Sunday, April 23

Your Plan

Thank you for listening. You have heard my outbursts, my rash words, my fear at its height. I know that you stayed even when I did not trust you. I know that you waited while I ran after the rations of my own understanding. My eyes have not stopped crying for days. And yet, you are patient with me. I see your smile. I see your knowing look; it cuts straight to the root of my heart's condition. The way you look at me, is exactly how I see my children when I have acted on their behalf and they do not yet realize the good they are being given. I have yet to understand your goodness, but in the midst of this struggle you let me start out new each day, as if the day before is gone and not held against me. Your promise still stands.

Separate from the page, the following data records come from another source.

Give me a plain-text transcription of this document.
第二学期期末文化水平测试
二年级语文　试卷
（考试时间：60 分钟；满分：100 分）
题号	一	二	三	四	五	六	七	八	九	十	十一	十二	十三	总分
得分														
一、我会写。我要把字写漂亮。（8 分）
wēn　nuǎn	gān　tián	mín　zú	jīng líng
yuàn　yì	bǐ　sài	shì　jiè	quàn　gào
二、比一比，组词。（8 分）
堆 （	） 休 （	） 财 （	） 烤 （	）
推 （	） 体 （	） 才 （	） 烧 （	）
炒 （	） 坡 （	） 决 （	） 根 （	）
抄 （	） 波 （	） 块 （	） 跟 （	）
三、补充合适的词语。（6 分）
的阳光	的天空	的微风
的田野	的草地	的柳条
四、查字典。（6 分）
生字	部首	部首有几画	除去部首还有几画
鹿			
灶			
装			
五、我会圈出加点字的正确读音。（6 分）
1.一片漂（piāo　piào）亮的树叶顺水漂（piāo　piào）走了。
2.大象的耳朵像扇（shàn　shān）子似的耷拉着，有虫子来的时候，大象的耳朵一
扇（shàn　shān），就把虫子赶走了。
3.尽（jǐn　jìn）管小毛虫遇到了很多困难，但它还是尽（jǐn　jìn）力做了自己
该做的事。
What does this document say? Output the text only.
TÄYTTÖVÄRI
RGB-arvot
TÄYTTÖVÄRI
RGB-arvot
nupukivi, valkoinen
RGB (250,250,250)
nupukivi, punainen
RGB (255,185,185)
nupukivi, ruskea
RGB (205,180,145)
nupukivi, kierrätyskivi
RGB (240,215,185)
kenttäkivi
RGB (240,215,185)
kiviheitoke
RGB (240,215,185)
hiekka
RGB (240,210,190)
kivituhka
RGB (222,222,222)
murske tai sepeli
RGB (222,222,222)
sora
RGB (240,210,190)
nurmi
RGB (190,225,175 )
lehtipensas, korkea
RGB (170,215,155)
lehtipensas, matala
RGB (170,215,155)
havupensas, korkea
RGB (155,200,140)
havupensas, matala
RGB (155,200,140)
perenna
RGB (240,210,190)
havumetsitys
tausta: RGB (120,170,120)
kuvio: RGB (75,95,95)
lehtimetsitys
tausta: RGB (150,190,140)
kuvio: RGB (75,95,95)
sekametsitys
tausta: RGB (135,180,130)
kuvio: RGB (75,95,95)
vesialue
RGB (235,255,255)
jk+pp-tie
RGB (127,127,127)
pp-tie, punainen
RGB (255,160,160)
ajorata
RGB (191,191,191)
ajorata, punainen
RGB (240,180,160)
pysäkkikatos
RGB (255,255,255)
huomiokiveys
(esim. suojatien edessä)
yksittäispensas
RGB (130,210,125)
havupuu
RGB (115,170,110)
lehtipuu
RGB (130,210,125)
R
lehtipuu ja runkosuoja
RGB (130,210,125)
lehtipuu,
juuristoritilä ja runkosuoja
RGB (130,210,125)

And I know that you are still waiting for me...waiting for me to walk forward instead of stand still; to let go of the fear that my past defines me, and to rest in knowing that You are the One who speaks of who I am...waiting for me to believe that you are who you say that you are...waiting for me to walk with you, truly walk with you, instead of trying to do it on my own.

I just want you to see that I'm trying, that my heart is in this. You have seen me already... hardened, broken. And you have mended the pieces that I never thought I would see again. I'm coming, Lord. I'm coming to meet up with you. You're right, it's time for something new. Let's walk arm in arm. Let's talk and laugh together again. Let's see what you have planned. I'm ready for your plan.